We don’t need another [Chief Justice John] Roberts. He’s a great politician but isn’t actually following the Constitution. We need Justices who will actually follow the Constitution. It’s ironic that it seems to always be the Republican appointees who flip once they get to the Court. The Souters, the Kennedys, the Robertses more recently. I don’t recall in recent history a Democrat appointed Justice all of a sudden becoming surprisingly more conservative. Unfortunately some of these like Souter didn’t even start conservative and then become liberal: they were liberal throughout. I think we need a president who’s bold enough to nominate Justices who will actually read the Constitution, unafraid if they have records and history of ruling, but show that they can actually follow the Constitution. Too often, Republicans seem to shy away—we don’t want to nominate individuals with records. Then here’s the irony, when those individual Justices are nominated Democrats still won’t vote for them. President Obama did not vote to confirm Roberts even though he’s the man who saved his Obamacare law twice. Republican senators for whatever reason always seem to feel obligated to vote for bad Democrat nominees. We need our next president to be a conservative Republican who will be unafraid to nominate as Justices conservatives who actually read the Constitution and then challenge the Senate to confirm these qualified individuals.

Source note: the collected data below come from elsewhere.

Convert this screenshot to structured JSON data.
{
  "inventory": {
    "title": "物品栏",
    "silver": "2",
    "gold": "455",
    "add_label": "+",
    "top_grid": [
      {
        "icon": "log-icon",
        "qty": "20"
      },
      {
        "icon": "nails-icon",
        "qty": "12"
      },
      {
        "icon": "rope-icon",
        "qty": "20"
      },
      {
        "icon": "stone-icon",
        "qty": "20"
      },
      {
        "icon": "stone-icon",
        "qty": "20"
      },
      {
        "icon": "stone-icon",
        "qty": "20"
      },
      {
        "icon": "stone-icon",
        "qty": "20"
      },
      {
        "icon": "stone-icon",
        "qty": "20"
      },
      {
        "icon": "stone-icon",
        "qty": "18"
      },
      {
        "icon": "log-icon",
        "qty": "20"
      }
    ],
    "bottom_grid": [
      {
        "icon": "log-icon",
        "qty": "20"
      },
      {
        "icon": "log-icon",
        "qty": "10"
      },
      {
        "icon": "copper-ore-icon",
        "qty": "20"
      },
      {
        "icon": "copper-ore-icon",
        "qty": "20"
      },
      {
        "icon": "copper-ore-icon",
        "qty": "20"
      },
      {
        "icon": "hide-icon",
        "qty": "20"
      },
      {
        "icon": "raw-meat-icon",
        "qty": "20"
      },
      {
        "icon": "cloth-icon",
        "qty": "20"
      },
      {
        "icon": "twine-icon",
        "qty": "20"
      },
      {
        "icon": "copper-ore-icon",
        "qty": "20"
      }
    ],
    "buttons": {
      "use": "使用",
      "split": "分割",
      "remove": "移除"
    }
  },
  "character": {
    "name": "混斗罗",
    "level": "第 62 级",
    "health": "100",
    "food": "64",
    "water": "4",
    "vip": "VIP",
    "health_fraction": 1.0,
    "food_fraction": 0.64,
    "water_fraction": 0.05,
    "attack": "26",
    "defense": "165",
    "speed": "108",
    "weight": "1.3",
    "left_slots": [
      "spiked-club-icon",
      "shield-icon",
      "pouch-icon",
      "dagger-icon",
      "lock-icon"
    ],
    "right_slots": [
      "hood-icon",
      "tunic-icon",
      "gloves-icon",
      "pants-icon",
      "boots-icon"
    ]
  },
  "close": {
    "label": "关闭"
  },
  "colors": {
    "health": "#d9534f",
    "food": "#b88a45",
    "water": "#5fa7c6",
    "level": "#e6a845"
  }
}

While Jindal is—along with a handful of other 2016 GOP presidential candidates like former Arkansas Gov. Mike Huckabee, Wisconsin Gov. Scott Walker, Sen. Ted Cruz (R-TX) and others—standing firm for religious liberty protections in the wake of the Supreme Court ruling last week, others like former Florida Gov. Jeb Bush and Sen. Marco Rubio (R-FL) have caved to the ruling. Neither Bush nor Rubio would back a Constitutional marriage amendment and both implied in their response statements that the fight is over.
When asked to respond to Bush’s and Rubio’s statements, Jindal said his “job as a candidate is not to explain other candidates’ remarks.”
“My job is to beat these other candidates,” Jindal said.
We’re here to win this election. My belief is that it isn’t over. Unfortunately the left tries to continue to move in more and take away our religious liberties and rights. We’re standing up for religious liberty in Louisiana and I continue to support efforts at the federal level to restore our 10th Amendment rights. They never should have been able to trump the decision that voters of Louisiana made to define marriage as between a man and a woman. I continue to support federal efforts to define marriage as between a man and a woman. Other candidates can explain their stances—my job is not to explain theirs, my job is to beat them.